Bij de totstandkoming van de AMvB worden Zorginstituut Nederland, Nictiz en NEN betrokken bij de ontwikkeling van diverse onderdelen die nodig zijn om de wettelijke verplichting van de Wegiz gestalte te geven, zoals de kwaliteitsstandaard, informatiestandaard en NEN-norm. Deze drie partijen zorgen samen met het ministerie van VWS voor de samenhang tussen de onderdelen, en bewaken dat de juiste zaken worden ontwikkeld.
Het is nadrukkelijk aan het zorgveld om actief te participeren in deze ontwikkeling zodat de standaarden en normen die ontwikkeld worden, toepasbaar zijn in de dagelijkse praktijk van zorgprofessionals. Het ministerie van VWS beheert de AMvB. Het toezicht en de handhaving ligt bij de IGJ. De standaarden en norm zijn in beheer bij de organisatie die ze ontwikkeld heeft.
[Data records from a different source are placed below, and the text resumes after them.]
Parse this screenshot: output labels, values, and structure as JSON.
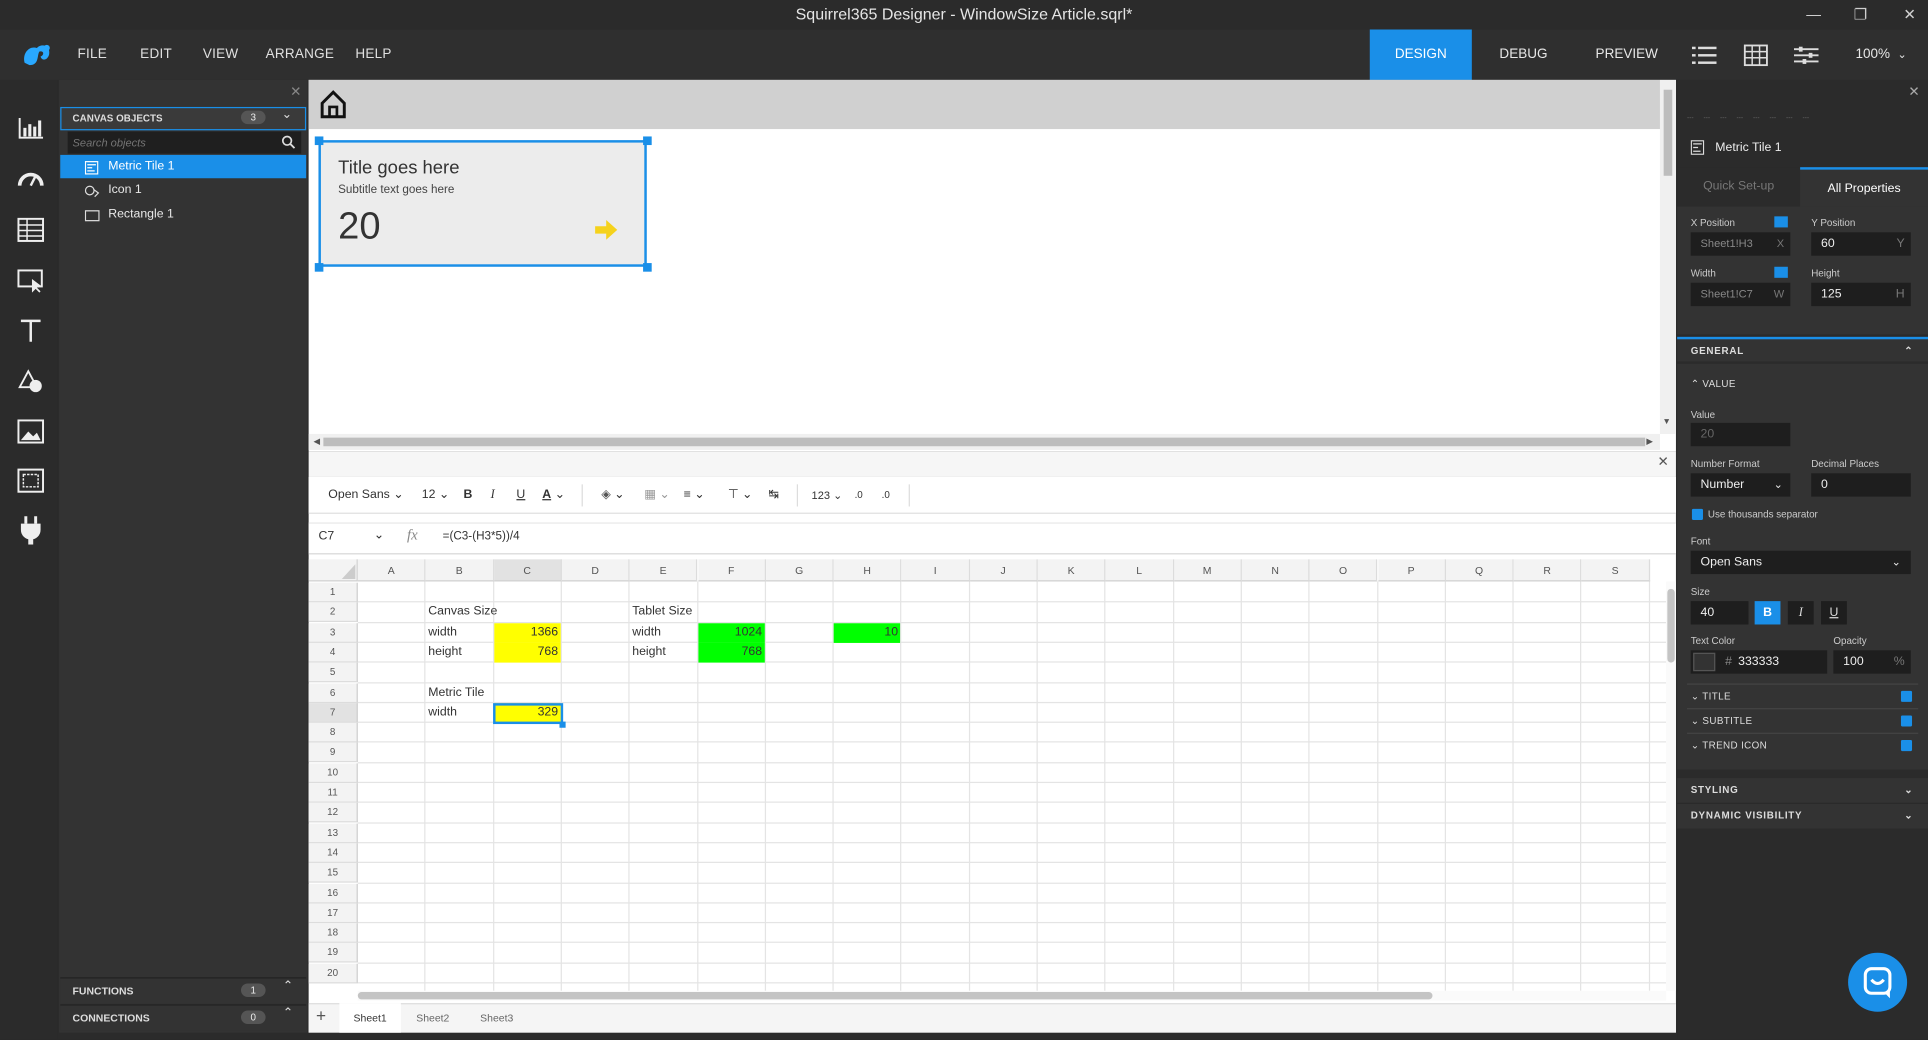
{
  "window": {
    "title": "Squirrel365 Designer - WindowSize Article.sqrl*"
  },
  "menu": [
    "FILE",
    "EDIT",
    "VIEW",
    "ARRANGE",
    "HELP"
  ],
  "modes": {
    "design": "DESIGN",
    "debug": "DEBUG",
    "preview": "PREVIEW",
    "active": "DESIGN"
  },
  "zoom": "100%",
  "rail_icons": [
    "chart-icon",
    "gauge-icon",
    "table-icon",
    "selection-icon",
    "text-icon",
    "shapes-icon",
    "image-icon",
    "container-icon",
    "plugin-icon"
  ],
  "objects_panel": {
    "header": "CANVAS OBJECTS",
    "count": "3",
    "search_placeholder": "Search objects",
    "items": [
      {
        "label": "Metric Tile 1",
        "icon": "metric-tile-icon",
        "selected": true
      },
      {
        "label": "Icon 1",
        "icon": "icon-object-icon",
        "selected": false
      },
      {
        "label": "Rectangle 1",
        "icon": "rectangle-icon",
        "selected": false
      }
    ],
    "functions": {
      "label": "FUNCTIONS",
      "count": "1"
    },
    "connections": {
      "label": "CONNECTIONS",
      "count": "0"
    }
  },
  "tile": {
    "title": "Title goes here",
    "subtitle": "Subtitle text goes here",
    "value": "20"
  },
  "format_bar": {
    "font": "Open Sans",
    "size": "12",
    "bold": "B",
    "italic": "I",
    "underline": "U",
    "number": "123"
  },
  "formula": {
    "cell_ref": "C7",
    "fx": "fx",
    "formula": "=(C3-(H3*5))/4"
  },
  "sheet": {
    "columns": [
      "A",
      "B",
      "C",
      "D",
      "E",
      "F",
      "G",
      "H",
      "I",
      "J",
      "K",
      "L",
      "M",
      "N",
      "O",
      "P",
      "Q",
      "R",
      "S"
    ],
    "rows": [
      "1",
      "2",
      "3",
      "4",
      "5",
      "6",
      "7",
      "8",
      "9",
      "10",
      "11",
      "12",
      "13",
      "14",
      "15",
      "16",
      "17",
      "18",
      "19",
      "20"
    ],
    "cells": {
      "B2": "Canvas Size",
      "B3": "width",
      "C3": "1366",
      "B4": "height",
      "C4": "768",
      "E2": "Tablet Size",
      "E3": "width",
      "F3": "1024",
      "E4": "height",
      "F4": "768",
      "H3": "10",
      "B6": "Metric Tile",
      "B7": "width",
      "C7": "329"
    },
    "tabs": [
      "Sheet1",
      "Sheet2",
      "Sheet3"
    ],
    "active_tab": "Sheet1",
    "highlight_colors": {
      "yellow": "#ffff00",
      "green": "#00ff00"
    }
  },
  "properties": {
    "object_name": "Metric Tile 1",
    "tabs": {
      "quick": "Quick Set-up",
      "all": "All Properties"
    },
    "x_label": "X Position",
    "x_value": "Sheet1!H3",
    "x_unit": "X",
    "y_label": "Y Position",
    "y_value": "60",
    "y_unit": "Y",
    "w_label": "Width",
    "w_value": "Sheet1!C7",
    "w_unit": "W",
    "h_label": "Height",
    "h_value": "125",
    "h_unit": "H",
    "general": "GENERAL",
    "value_section": "VALUE",
    "value_label": "Value",
    "value_value": "20",
    "number_format_label": "Number Format",
    "number_format_value": "Number",
    "decimal_label": "Decimal Places",
    "decimal_value": "0",
    "thousands": "Use thousands separator",
    "font_label": "Font",
    "font_value": "Open Sans",
    "size_label": "Size",
    "size_value": "40",
    "text_color_label": "Text Color",
    "text_color_hash": "#",
    "text_color_value": "333333",
    "opacity_label": "Opacity",
    "opacity_value": "100",
    "opacity_unit": "%",
    "title_sec": "TITLE",
    "subtitle_sec": "SUBTITLE",
    "trend_sec": "TREND ICON",
    "styling": "STYLING",
    "dynamic": "DYNAMIC VISIBILITY"
  },
  "accent_color": "#1a8fe8"
}
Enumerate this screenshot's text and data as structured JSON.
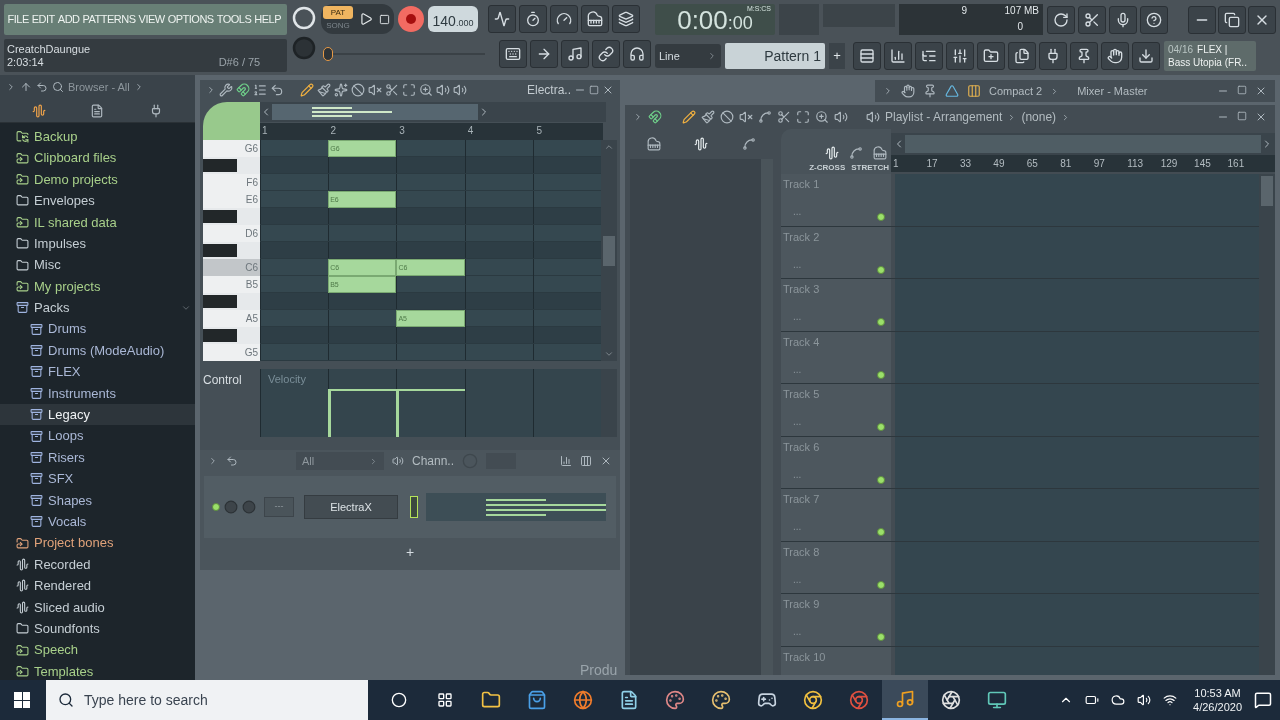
{
  "menu": [
    "FILE",
    "EDIT",
    "ADD",
    "PATTERNS",
    "VIEW",
    "OPTIONS",
    "TOOLS",
    "HELP"
  ],
  "hint": {
    "title": "CreatchDaungue",
    "time": "2:03:14",
    "note": "D#6 / 75"
  },
  "transport": {
    "modes": [
      {
        "label": "PAT",
        "selected": true
      },
      {
        "label": "SONG",
        "selected": false
      }
    ],
    "record_armed": true,
    "tempo": "140",
    "tempo_fraction": ".000"
  },
  "clock": {
    "time_main": "0:00",
    "time_small": ":00",
    "format": "M:S:CS"
  },
  "monitor": {
    "cpu": "9",
    "memory": "107 MB",
    "polyphony": "0"
  },
  "master_pitch": {
    "level": 0
  },
  "snap": "Line",
  "pattern": {
    "name": "Pattern 1",
    "add": "+"
  },
  "news": {
    "counter": "04/16",
    "title": "FLEX |",
    "subtitle": "Bass Utopia (FR.."
  },
  "browser": {
    "title": "Browser - All",
    "items": [
      {
        "label": "Backup",
        "kind": "backup",
        "selected": false
      },
      {
        "label": "Clipboard files",
        "kind": "linked",
        "selected": false
      },
      {
        "label": "Demo projects",
        "kind": "linked",
        "selected": false
      },
      {
        "label": "Envelopes",
        "kind": "folder",
        "selected": false
      },
      {
        "label": "IL shared data",
        "kind": "linked",
        "selected": false
      },
      {
        "label": "Impulses",
        "kind": "folder",
        "selected": false
      },
      {
        "label": "Misc",
        "kind": "folder",
        "selected": false
      },
      {
        "label": "My projects",
        "kind": "linked",
        "selected": false
      },
      {
        "label": "Packs",
        "kind": "pack",
        "selected": false,
        "expanded": true,
        "children": [
          {
            "label": "Drums",
            "kind": "pack",
            "selected": false
          },
          {
            "label": "Drums (ModeAudio)",
            "kind": "pack",
            "selected": false
          },
          {
            "label": "FLEX",
            "kind": "pack",
            "selected": false
          },
          {
            "label": "Instruments",
            "kind": "pack",
            "selected": false
          },
          {
            "label": "Legacy",
            "kind": "pack",
            "selected": true
          },
          {
            "label": "Loops",
            "kind": "pack",
            "selected": false
          },
          {
            "label": "Risers",
            "kind": "pack",
            "selected": false
          },
          {
            "label": "SFX",
            "kind": "pack",
            "selected": false
          },
          {
            "label": "Shapes",
            "kind": "pack",
            "selected": false
          },
          {
            "label": "Vocals",
            "kind": "pack",
            "selected": false
          }
        ]
      },
      {
        "label": "Project bones",
        "kind": "template",
        "selected": false
      },
      {
        "label": "Recorded",
        "kind": "audio",
        "selected": false
      },
      {
        "label": "Rendered",
        "kind": "audio",
        "selected": false
      },
      {
        "label": "Sliced audio",
        "kind": "audio",
        "selected": false
      },
      {
        "label": "Soundfonts",
        "kind": "folder",
        "selected": false
      },
      {
        "label": "Speech",
        "kind": "linked",
        "selected": false
      },
      {
        "label": "Templates",
        "kind": "linked",
        "selected": false
      }
    ]
  },
  "piano_roll": {
    "title": "Electra..",
    "bars": [
      "1",
      "2",
      "3",
      "4",
      "5"
    ],
    "rows": [
      {
        "label": "G6",
        "black": false,
        "selected": false,
        "cells": [
          {
            "note": false
          },
          {
            "note": true,
            "label": "G6"
          },
          {
            "note": false
          },
          {
            "note": false
          },
          {
            "note": false
          }
        ]
      },
      {
        "black": true,
        "selected": false,
        "cells": [
          {
            "note": false
          },
          {
            "note": false
          },
          {
            "note": false
          },
          {
            "note": false
          },
          {
            "note": false
          }
        ]
      },
      {
        "label": "F6",
        "black": false,
        "selected": false,
        "cells": [
          {
            "note": false
          },
          {
            "note": false
          },
          {
            "note": false
          },
          {
            "note": false
          },
          {
            "note": false
          }
        ]
      },
      {
        "label": "E6",
        "black": false,
        "selected": false,
        "cells": [
          {
            "note": false
          },
          {
            "note": true,
            "label": "E6"
          },
          {
            "note": false
          },
          {
            "note": false
          },
          {
            "note": false
          }
        ]
      },
      {
        "black": true,
        "selected": false,
        "cells": [
          {
            "note": false
          },
          {
            "note": false
          },
          {
            "note": false
          },
          {
            "note": false
          },
          {
            "note": false
          }
        ]
      },
      {
        "label": "D6",
        "black": false,
        "selected": false,
        "cells": [
          {
            "note": false
          },
          {
            "note": false
          },
          {
            "note": false
          },
          {
            "note": false
          },
          {
            "note": false
          }
        ]
      },
      {
        "black": true,
        "selected": false,
        "cells": [
          {
            "note": false
          },
          {
            "note": false
          },
          {
            "note": false
          },
          {
            "note": false
          },
          {
            "note": false
          }
        ]
      },
      {
        "label": "C6",
        "black": false,
        "selected": true,
        "cells": [
          {
            "note": false
          },
          {
            "note": true,
            "label": "C6"
          },
          {
            "note": true,
            "label": "C6"
          },
          {
            "note": false
          },
          {
            "note": false
          }
        ]
      },
      {
        "label": "B5",
        "black": false,
        "selected": false,
        "cells": [
          {
            "note": false
          },
          {
            "note": true,
            "label": "B5"
          },
          {
            "note": false
          },
          {
            "note": false
          },
          {
            "note": false
          }
        ]
      },
      {
        "black": true,
        "selected": false,
        "cells": [
          {
            "note": false
          },
          {
            "note": false
          },
          {
            "note": false
          },
          {
            "note": false
          },
          {
            "note": false
          }
        ]
      },
      {
        "label": "A5",
        "black": false,
        "selected": false,
        "cells": [
          {
            "note": false
          },
          {
            "note": false
          },
          {
            "note": true,
            "label": "A5"
          },
          {
            "note": false
          },
          {
            "note": false
          }
        ]
      },
      {
        "black": true,
        "selected": false,
        "cells": [
          {
            "note": false
          },
          {
            "note": false
          },
          {
            "note": false
          },
          {
            "note": false
          },
          {
            "note": false
          }
        ]
      },
      {
        "label": "G5",
        "black": false,
        "selected": false,
        "cells": [
          {
            "note": false
          },
          {
            "note": false
          },
          {
            "note": false
          },
          {
            "note": false
          },
          {
            "note": false
          }
        ]
      }
    ],
    "control": {
      "label": "Control",
      "lane": "Velocity"
    }
  },
  "channel_rack": {
    "filter": "All",
    "title": "Chann..",
    "channels": [
      {
        "name": "ElectraX",
        "number": "---",
        "on": true
      }
    ],
    "add": "+"
  },
  "mixer": {
    "preset": "Compact 2",
    "title": "Mixer - Master"
  },
  "playlist": {
    "title": "Playlist - Arrangement",
    "pattern": "(none)",
    "options": [
      "Z-CROSS",
      "STRETCH"
    ],
    "ruler": [
      "1",
      "17",
      "33",
      "49",
      "65",
      "81",
      "97",
      "113",
      "129",
      "145",
      "161"
    ],
    "tracks": [
      {
        "name": "Track 1",
        "sub": "...",
        "on": true
      },
      {
        "name": "Track 2",
        "sub": "...",
        "on": true
      },
      {
        "name": "Track 3",
        "sub": "...",
        "on": true
      },
      {
        "name": "Track 4",
        "sub": "...",
        "on": true
      },
      {
        "name": "Track 5",
        "sub": "...",
        "on": true
      },
      {
        "name": "Track 6",
        "sub": "...",
        "on": true
      },
      {
        "name": "Track 7",
        "sub": "...",
        "on": true
      },
      {
        "name": "Track 8",
        "sub": "...",
        "on": true
      },
      {
        "name": "Track 9",
        "sub": "...",
        "on": true
      },
      {
        "name": "Track 10"
      }
    ]
  },
  "workspace_caption": "Produ",
  "taskbar": {
    "search_placeholder": "Type here to search",
    "time": "10:53 AM",
    "date": "4/26/2020"
  }
}
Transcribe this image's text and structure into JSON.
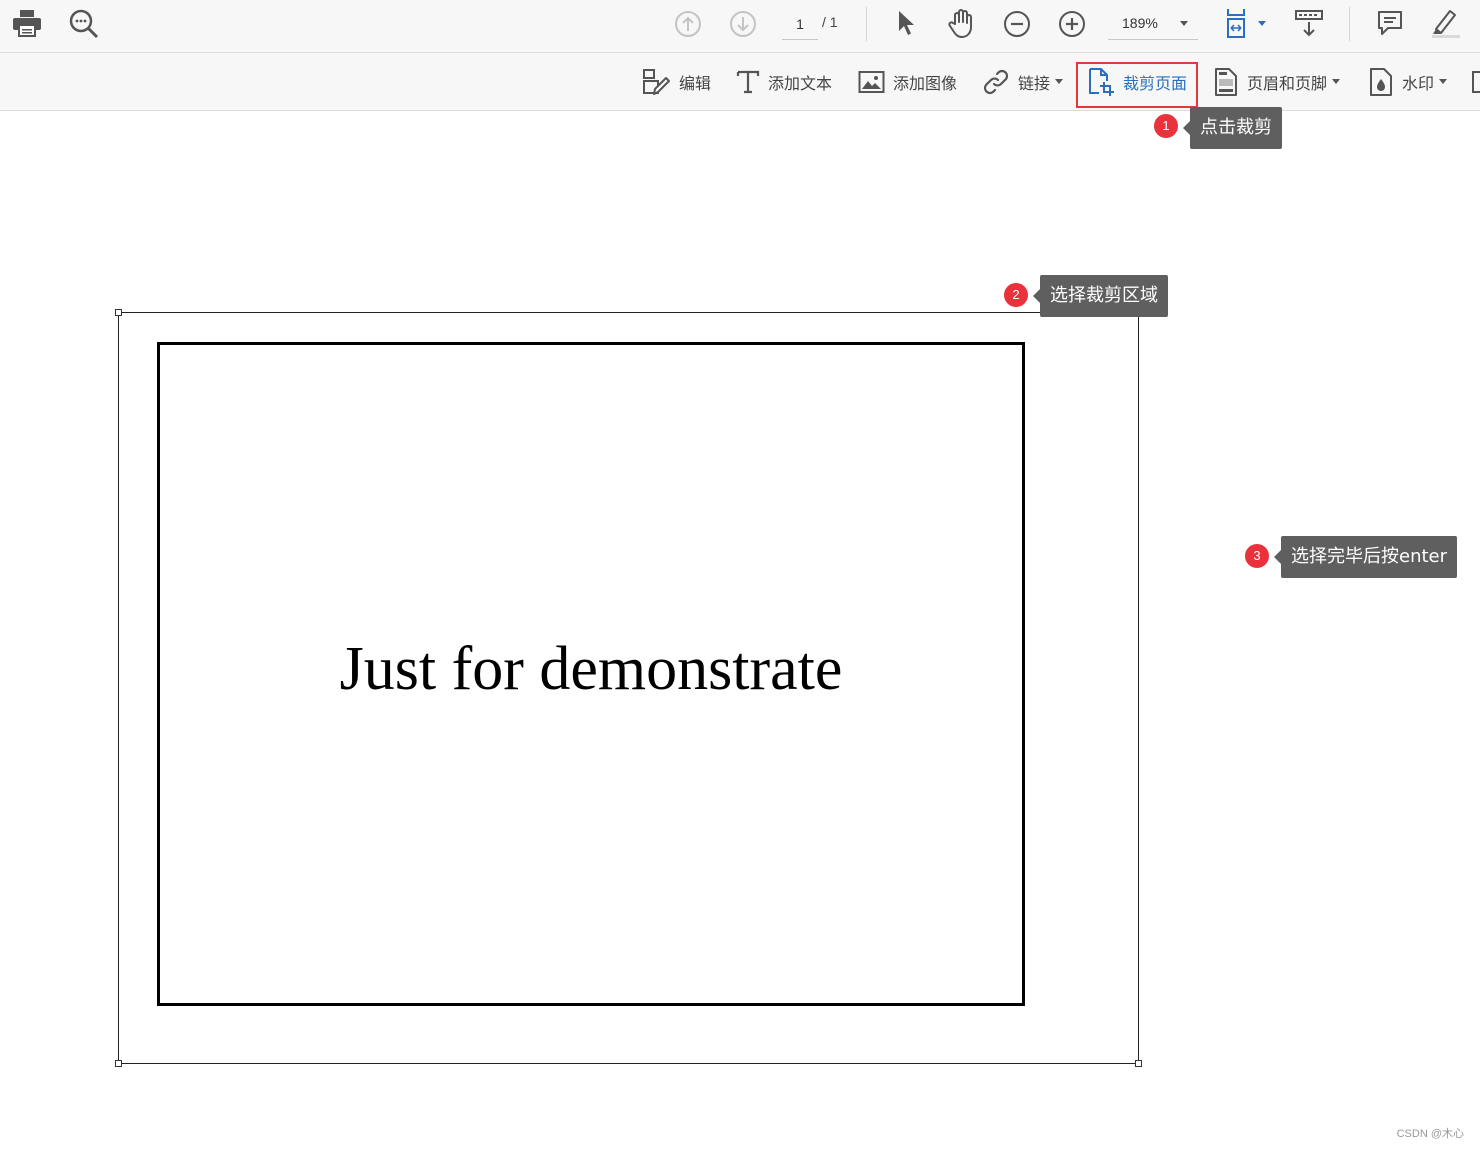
{
  "toolbar_top": {
    "page_current": "1",
    "page_total": "/ 1",
    "zoom": "189%"
  },
  "toolbar_edit": {
    "edit": "编辑",
    "add_text": "添加文本",
    "add_image": "添加图像",
    "link": "链接",
    "crop_page": "裁剪页面",
    "header_footer": "页眉和页脚",
    "watermark": "水印"
  },
  "annotations": [
    {
      "num": "1",
      "text": "点击裁剪"
    },
    {
      "num": "2",
      "text": "选择裁剪区域"
    },
    {
      "num": "3",
      "text": "选择完毕后按enter"
    }
  ],
  "document": {
    "text": "Just for demonstrate"
  },
  "watermark_text": "CSDN @木心",
  "colors": {
    "accent": "#2a6ebf",
    "highlight": "#e03b3b",
    "step_badge": "#e9323b",
    "callout_bg": "#5f5f5f"
  }
}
Er is gezocht naar een balans tussen abstract en concreet. Uitgangspunt van de Wegiz is dat de wet gaat over ‘hoe’ een uitwisseling plaats moet vinden. ‘Wat’ er uitgewisseld moet worden, bepaalt het veld en is beschreven in een kwaliteitstandaard. In deze opzet moet de gegevensuitwisseling aansluiten bij een medisch proces. Als we ons beperken tot de drie vermelde normen, wordt de afstand tot een concreet medisch proces erg groot.